Sigue siendo posible, sin embargo, una izquierda diferente. Una que no quiera asistir ni como convidada de piedra, ni como contribuyente, a esta rebaja permanente de la correlación de fuerzas en favor del status quo. Frente a la nueva “correlación de debilidades” construida por el nuevo reformismo y la burocracia sindical –los dos principales diques a la lucha de clases para el Régimen del 78– existen hoy “fuerzas disponibles” en las que apoyarse para empezar a reconstruir al alza dicha correlación de fuerzas. Como el movimiento de mujeres, que está a la cabeza del rechazo en las calles de las tendencias más reaccionarias nacidas del seno del Régimen del 78; o la juventud que impulsa los referendos contra la Monarquía en las universidades; o los estudiantes, en su mayoría de secundaria, que se están organizando contra el cambio climático y denunciando a gobiernos y empresas; o, por supuesto, el movimiento democrático catalán que no ha renunciado ni al derecho a decidir ni a resignarse a la represión, como mostró recientemente en la manifestación de 16M en Madrid.
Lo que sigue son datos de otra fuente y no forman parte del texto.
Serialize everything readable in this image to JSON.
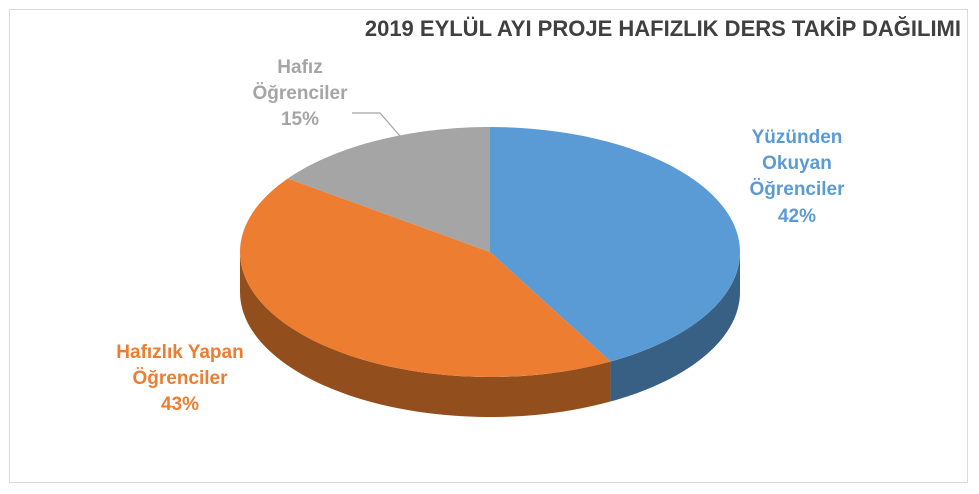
{
  "chart_data": {
    "type": "pie3d",
    "title": "2019 EYLÜL AYI PROJE HAFIZLIK DERS TAKİP DAĞILIMI",
    "categories": [
      "Yüzünden Okuyan Öğrenciler",
      "Hafızlık Yapan Öğrenciler",
      "Hafız Öğrenciler"
    ],
    "values": [
      42,
      43,
      15
    ],
    "value_labels": [
      "42%",
      "43%",
      "15%"
    ],
    "colors": [
      "#5b9bd5",
      "#ed7d31",
      "#a5a5a5"
    ]
  }
}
Es posible y urgentemente necesario construir una alternativa de la extrema izquierda, que se proponga volver a poner en el centro la lucha de clases, ligando las actuales luchas a la tarea de impactar y sacar a escena al movimiento obrero, que apueste por el desarrollo de la autoorganización y levante un programa para acabar con el Régimen del 78 e imponer una salida a las consecuencias de la crisis.
Ni la Transición fue un producto inevitable, ni a la restauración reaccionaria del Régimen del 78 solo cabe oponerle su supervivencia senil o una regeneración democrática superficial como la que propone Podemos. La correlación de fuerzas para lograr una salida en favor de la clase trabajadora y los sectores populares, que resuelva íntegramente también todas las demandas democráticas, está por construirse. Los que defendemos una perspectiva anticapitalista de clase y revolucionaria, tenemos por delante el reto de poner en pie una izquierda que se lo proponga.